The experimental results showed that besides the Gram-positive Bacillus bacteria, other predominant microbes were mainly Gram-negative Proteobacteria, which are known for being resilient to challenging environments and have also been widely reported in previous studies investigating drinking water microbiomes [7,8]. Among them, bacteria from the Acinetobacter and Pseudomonas genera were dominant in the experimental samples collected. Acinetobacter has been highlighted for its significant chlorine resistance [9] and potential for antimicrobial resistance, while Pseudomonas is noted for its biofilm formation abilities [5,7]. Their early presence and subsequent dominance suggest a foundational role in biofilm structure creation, promoting diverse microbial community integration and persistence in water distribution systems.
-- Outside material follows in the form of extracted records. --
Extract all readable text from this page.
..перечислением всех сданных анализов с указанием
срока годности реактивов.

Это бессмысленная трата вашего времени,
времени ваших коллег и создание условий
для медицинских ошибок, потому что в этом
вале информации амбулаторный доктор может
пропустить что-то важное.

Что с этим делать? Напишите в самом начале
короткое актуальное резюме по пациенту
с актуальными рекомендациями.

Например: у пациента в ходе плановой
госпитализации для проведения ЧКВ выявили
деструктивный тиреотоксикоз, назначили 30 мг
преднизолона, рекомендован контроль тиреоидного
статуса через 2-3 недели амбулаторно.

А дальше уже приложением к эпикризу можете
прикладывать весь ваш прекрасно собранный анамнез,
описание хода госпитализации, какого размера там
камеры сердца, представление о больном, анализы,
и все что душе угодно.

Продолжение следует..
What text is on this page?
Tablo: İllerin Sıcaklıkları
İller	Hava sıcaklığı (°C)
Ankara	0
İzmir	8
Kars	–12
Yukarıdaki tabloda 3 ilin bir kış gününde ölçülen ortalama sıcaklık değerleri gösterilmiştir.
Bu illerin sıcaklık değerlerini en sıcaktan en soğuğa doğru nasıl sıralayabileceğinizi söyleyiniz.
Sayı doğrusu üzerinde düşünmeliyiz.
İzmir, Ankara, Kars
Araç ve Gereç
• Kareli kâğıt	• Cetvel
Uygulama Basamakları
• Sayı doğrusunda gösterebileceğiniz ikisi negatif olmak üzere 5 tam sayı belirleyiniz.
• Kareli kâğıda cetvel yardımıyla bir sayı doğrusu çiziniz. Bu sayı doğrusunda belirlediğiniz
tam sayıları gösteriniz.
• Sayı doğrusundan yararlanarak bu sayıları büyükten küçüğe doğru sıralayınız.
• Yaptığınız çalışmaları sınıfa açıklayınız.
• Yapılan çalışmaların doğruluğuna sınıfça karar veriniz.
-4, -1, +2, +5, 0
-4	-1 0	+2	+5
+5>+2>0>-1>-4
In addition, the later appearance of Legionella in the experiments suggests that small concentrations of viable bacteria had survived the disinfection of local drinking water. Many of the additional bacteria genera found later in the experiment were also previously reported in drinking water systems worldwide, among them are possibly chlorine-resistant bacteria (e.g., Bosea, Hydrogenophaga), nitrifying bacteria (e.g., Niveispririllum), and photosynthetic bacteria (e.g., Rhodobacter), which highlight the versatile functioning capacity of these communities [5].

Observed differences in microbial compositions between the control (pipe loop A) and transient affected (pipe loop B) setups lacked complete explanations. The higher abundance of Sediminibacterium in pipe loop B bulk water in comparison to pipe loop A may suggest that these bacteria could not colonize pipe loop B pipe walls because of the presence of transients. In addition, besides a similar dominance of the bacterial genera between pipe loop A (no transients) and pipe loop B (with transients), a higher final diversity was clearly observed in the control pipe loop A (no transients). This suggests that the frequent, small-amplitude transients in pipe loop B may have contributed to reducing some of the bacteria that thrived in pipe loop A.

5. Conclusions

In summary, bacteria identified in the experiments were harvested from local drinking water and most of them have been previously found in other DWDS worldwide, including bacterial genera that are connected to chlorine and antimicrobial resistance, and possibly opportunistic pathogens. The production of small-amplitude transients in pipe loop B did not seem to have produced substantial differences in the bacterial community composition as compared to loop A, which experienced no transients. A slightly higher diversity was observed in pipe loop A (control loop with no transients), suggesting that the small-amplitude transients in loop B may have somehow had an inhibitory effect on biofilm development in this rig. As expected, a higher diversity of bacteria was found to occur at the flushing stage when biofilms were mobilized from pipe walls. Further studies are required to confirm this and clarify how unsteady regimes may alter biofilm occurrence in DWDS.